7) Se l’enzima perde la sua forma, esso non è più in grado di compiere le sue specifiche
funzioni.
8) Per ogni proteina, al variare del pH, varia il numero complessivo di cariche elettriche
positive e negative presenti sui residui aminoacidici: in tal modo varia la capacità della
proteina ad effettuare quei legami che servono a tenere ripiegata la catena polipeptidica in
una data configurazione tridimensionale. Esiste un intervallo di pH nel quale la proteina
mantiene la sua struttura tridimensionale e riesce pertanto a svolgere bene le sue funzioni;
ma, al di fuori di questo intervallo, ciò non è più possibile, la proteina si denatura, coagula e
smette di funzionare.
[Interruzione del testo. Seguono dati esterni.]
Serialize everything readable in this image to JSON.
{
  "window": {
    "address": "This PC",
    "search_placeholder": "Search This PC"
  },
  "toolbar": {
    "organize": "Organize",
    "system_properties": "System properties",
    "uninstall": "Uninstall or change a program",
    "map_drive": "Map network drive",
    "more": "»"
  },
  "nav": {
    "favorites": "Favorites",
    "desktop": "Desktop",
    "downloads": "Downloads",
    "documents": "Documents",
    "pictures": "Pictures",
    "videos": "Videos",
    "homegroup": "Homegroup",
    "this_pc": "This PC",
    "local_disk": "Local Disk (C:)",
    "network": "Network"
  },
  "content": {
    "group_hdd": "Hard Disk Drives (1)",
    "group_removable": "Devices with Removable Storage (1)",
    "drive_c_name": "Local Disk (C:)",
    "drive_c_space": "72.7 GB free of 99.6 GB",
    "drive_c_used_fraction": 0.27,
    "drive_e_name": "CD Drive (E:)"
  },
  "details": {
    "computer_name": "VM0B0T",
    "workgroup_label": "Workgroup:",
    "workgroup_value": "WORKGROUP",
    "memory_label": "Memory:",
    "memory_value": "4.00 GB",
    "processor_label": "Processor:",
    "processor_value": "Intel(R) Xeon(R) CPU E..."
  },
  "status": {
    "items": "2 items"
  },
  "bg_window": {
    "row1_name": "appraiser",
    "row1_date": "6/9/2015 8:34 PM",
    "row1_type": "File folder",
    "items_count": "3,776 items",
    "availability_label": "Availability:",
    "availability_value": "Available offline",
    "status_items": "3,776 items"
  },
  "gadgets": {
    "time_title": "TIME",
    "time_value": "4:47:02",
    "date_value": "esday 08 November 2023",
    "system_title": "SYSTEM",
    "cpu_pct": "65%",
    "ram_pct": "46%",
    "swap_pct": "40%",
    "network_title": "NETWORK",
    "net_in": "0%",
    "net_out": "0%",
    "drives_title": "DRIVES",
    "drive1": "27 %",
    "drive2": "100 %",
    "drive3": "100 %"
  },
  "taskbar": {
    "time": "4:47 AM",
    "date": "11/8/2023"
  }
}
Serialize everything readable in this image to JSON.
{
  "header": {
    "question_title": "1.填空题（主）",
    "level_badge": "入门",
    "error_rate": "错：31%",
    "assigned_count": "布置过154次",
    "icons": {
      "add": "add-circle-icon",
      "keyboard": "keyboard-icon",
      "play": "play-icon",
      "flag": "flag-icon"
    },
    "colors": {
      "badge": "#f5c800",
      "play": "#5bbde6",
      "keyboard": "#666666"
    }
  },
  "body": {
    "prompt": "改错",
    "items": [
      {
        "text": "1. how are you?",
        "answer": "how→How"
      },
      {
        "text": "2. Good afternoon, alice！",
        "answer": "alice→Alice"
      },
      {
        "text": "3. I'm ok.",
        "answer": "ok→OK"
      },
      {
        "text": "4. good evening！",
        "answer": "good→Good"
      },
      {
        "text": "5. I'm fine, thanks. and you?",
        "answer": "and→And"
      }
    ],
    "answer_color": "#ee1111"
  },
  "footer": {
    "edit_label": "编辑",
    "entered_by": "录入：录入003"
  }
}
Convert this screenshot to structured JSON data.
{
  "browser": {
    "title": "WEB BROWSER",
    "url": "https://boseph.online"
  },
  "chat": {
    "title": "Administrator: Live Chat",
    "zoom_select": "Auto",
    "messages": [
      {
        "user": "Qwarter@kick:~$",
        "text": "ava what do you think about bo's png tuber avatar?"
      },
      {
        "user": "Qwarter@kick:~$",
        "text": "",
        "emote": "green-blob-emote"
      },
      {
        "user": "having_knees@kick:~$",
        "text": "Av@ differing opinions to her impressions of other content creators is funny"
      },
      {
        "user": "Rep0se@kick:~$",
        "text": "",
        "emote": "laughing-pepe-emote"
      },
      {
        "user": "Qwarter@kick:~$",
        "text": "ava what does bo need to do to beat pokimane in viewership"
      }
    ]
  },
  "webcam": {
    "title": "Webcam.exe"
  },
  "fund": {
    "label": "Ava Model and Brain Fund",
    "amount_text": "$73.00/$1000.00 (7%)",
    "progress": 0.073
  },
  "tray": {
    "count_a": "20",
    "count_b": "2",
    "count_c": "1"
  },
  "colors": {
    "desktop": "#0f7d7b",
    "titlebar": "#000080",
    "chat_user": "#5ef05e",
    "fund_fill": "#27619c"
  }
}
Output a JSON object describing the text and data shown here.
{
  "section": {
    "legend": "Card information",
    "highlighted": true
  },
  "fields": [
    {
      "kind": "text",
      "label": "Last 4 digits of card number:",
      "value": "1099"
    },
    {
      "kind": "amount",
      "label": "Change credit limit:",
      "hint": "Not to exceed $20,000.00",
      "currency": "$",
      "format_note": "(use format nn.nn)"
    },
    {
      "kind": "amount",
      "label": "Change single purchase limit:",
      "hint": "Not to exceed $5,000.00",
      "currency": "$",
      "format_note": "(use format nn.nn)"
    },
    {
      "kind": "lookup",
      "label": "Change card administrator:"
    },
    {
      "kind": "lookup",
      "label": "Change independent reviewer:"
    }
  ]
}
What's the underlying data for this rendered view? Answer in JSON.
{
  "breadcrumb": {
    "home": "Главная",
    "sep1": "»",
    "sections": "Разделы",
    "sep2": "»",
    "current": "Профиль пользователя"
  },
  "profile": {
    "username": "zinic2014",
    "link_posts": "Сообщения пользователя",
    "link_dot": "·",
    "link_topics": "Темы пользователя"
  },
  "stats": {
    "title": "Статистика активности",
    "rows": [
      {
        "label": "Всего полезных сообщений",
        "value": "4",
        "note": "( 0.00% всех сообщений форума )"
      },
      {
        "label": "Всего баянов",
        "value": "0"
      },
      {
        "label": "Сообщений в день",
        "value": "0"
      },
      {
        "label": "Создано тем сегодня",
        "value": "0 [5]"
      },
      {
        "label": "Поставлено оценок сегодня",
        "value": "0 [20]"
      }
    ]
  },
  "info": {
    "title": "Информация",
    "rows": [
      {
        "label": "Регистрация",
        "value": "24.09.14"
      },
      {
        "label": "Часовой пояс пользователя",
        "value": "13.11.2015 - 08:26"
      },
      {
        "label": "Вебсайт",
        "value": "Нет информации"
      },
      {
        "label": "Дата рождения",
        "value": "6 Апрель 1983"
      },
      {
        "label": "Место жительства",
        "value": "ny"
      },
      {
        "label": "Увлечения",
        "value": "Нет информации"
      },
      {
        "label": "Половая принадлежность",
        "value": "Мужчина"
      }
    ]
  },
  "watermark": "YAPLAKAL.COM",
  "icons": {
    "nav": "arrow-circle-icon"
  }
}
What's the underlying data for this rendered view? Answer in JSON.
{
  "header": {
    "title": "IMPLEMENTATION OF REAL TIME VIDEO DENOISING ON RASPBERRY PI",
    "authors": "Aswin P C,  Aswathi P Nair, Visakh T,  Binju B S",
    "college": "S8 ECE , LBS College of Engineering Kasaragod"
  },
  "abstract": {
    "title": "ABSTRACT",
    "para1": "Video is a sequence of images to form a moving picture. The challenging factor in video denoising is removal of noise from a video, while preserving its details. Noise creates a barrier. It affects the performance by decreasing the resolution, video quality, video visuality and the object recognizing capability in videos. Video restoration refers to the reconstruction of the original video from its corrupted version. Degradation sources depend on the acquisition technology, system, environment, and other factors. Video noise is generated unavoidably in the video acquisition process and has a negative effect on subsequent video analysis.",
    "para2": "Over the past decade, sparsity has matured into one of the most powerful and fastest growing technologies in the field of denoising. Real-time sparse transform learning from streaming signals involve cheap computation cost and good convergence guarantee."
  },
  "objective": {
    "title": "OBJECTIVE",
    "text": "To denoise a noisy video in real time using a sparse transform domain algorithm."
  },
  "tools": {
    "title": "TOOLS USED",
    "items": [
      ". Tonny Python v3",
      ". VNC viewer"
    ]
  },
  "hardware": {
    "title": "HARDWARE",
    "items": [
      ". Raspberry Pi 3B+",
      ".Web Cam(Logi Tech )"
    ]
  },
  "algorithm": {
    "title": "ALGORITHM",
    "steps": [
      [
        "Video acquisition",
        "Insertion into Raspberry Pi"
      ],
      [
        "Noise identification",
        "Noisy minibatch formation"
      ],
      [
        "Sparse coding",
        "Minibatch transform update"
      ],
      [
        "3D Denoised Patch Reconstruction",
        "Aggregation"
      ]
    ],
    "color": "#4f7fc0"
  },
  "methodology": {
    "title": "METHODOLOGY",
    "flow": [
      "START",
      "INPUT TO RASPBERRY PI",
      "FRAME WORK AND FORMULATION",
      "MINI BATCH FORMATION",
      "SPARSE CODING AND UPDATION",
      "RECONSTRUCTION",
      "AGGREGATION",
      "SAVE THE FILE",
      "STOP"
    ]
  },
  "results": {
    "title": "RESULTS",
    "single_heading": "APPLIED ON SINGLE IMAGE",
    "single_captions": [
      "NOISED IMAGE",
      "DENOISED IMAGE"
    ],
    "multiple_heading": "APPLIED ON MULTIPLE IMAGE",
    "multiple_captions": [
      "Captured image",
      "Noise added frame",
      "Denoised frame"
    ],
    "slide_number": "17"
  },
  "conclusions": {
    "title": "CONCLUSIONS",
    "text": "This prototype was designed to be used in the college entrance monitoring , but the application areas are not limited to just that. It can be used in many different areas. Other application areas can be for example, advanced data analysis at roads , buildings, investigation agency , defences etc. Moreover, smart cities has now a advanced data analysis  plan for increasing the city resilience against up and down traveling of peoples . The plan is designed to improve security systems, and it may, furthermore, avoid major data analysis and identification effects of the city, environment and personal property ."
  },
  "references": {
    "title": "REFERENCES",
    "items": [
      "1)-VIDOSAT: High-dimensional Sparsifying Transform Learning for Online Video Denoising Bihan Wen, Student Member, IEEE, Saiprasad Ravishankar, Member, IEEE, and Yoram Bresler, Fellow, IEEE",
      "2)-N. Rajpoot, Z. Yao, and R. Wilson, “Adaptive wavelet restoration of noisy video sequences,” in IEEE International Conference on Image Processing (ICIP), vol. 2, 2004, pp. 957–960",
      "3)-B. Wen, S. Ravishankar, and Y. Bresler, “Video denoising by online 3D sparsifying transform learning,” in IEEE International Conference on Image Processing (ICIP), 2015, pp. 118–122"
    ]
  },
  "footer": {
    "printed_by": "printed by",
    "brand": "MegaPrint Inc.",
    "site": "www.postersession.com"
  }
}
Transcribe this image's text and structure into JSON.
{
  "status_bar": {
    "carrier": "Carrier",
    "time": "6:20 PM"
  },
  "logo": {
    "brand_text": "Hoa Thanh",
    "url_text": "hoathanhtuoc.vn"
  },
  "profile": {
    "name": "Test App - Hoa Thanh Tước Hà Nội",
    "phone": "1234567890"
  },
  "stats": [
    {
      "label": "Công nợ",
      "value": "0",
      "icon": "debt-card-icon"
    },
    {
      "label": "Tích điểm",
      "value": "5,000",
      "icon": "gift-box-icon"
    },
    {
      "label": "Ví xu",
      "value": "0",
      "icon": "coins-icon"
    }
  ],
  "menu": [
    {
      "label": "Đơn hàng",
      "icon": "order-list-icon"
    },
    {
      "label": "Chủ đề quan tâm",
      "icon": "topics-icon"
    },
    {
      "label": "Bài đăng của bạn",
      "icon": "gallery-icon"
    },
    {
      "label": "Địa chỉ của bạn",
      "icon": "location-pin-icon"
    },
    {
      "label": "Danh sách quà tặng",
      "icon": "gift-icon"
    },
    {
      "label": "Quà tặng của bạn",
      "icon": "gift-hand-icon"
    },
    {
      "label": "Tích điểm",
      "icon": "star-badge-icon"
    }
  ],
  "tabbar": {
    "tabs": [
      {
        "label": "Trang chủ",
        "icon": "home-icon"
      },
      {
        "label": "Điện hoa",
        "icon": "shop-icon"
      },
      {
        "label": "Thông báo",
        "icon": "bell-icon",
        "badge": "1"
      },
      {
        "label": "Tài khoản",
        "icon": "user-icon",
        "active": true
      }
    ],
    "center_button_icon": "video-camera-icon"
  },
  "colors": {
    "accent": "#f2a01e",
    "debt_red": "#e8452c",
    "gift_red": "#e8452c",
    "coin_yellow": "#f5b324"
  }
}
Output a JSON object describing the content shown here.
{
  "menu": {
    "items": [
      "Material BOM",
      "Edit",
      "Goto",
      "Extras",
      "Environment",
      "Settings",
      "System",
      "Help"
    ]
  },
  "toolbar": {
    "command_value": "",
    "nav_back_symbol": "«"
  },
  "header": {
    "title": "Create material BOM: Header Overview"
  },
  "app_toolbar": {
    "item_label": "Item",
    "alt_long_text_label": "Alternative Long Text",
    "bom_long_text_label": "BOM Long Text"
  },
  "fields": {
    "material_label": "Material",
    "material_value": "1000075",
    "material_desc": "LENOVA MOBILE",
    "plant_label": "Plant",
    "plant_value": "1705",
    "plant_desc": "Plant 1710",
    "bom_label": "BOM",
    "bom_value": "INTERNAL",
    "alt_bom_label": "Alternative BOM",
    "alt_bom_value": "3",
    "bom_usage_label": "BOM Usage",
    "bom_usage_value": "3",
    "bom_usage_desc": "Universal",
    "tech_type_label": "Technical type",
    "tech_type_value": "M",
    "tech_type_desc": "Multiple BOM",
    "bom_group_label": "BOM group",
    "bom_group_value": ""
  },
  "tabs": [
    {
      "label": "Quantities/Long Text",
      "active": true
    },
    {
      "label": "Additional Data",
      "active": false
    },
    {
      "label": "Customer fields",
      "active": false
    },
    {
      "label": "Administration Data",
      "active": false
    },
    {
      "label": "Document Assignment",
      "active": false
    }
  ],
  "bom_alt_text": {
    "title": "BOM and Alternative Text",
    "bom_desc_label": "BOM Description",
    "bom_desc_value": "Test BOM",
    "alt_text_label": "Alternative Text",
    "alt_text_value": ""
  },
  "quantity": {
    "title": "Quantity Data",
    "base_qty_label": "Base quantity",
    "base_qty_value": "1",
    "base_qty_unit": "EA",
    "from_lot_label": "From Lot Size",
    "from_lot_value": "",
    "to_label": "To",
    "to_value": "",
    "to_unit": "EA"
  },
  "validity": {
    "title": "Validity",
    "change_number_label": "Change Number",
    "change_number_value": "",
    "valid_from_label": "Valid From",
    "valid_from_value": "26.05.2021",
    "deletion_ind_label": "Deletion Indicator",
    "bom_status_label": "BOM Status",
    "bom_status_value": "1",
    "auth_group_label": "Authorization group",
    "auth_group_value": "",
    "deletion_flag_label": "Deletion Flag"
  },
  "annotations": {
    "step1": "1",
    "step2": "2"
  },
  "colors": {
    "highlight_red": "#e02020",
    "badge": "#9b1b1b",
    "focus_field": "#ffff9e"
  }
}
La catalasi ha un pH ottimale di azione compreso tra 6,8 e 7,0 (mentre
la pepsina nello stomaco è attiva ad un pH < 1) perciò, a differenza della pepsina, se
l’ambiente diventa acido, essa perde la sua struttura e la sua attività.
APPROFONDIMENTO
In seguito alla denaturazione le proteine possono separarsi dall’acqua, formando residui più o meno
gelatinosi (formazione di gel). Ciò richiede che le molecole proteiche possano avvicinarsi fra loro
quando sono ancora in acqua. Questo processo è normalmente impedito dalla repulsione
elettrostatica fra le catene proteiche causata dalla presenza di gruppi ionici, positivi o negativi,
puntati verso l’esterno della struttura (il principio è simile a quello della repulsione fra micelle di
sapone). Se l’ambiente è abbastanza acido, la carica elettrica complessiva è positiva; se l’ambiente è
abbastanza basico, essa è negativa. Tuttavia, a pH intermedi, variabili da una proteina all’altra, il
numero di cariche positive è uguale a quello delle cariche negative (punto isoelettrico) e quindi la
forza di repulsione è ridotta al minimo. In questa situazione l’avvicinamento e l’associazione delle
catene proteiche è facilitato. In altre parole, esistono dei valori di pH dell’ambiente in cui si trova la
proteina, che possono favorire particolarmente la formazione di gel.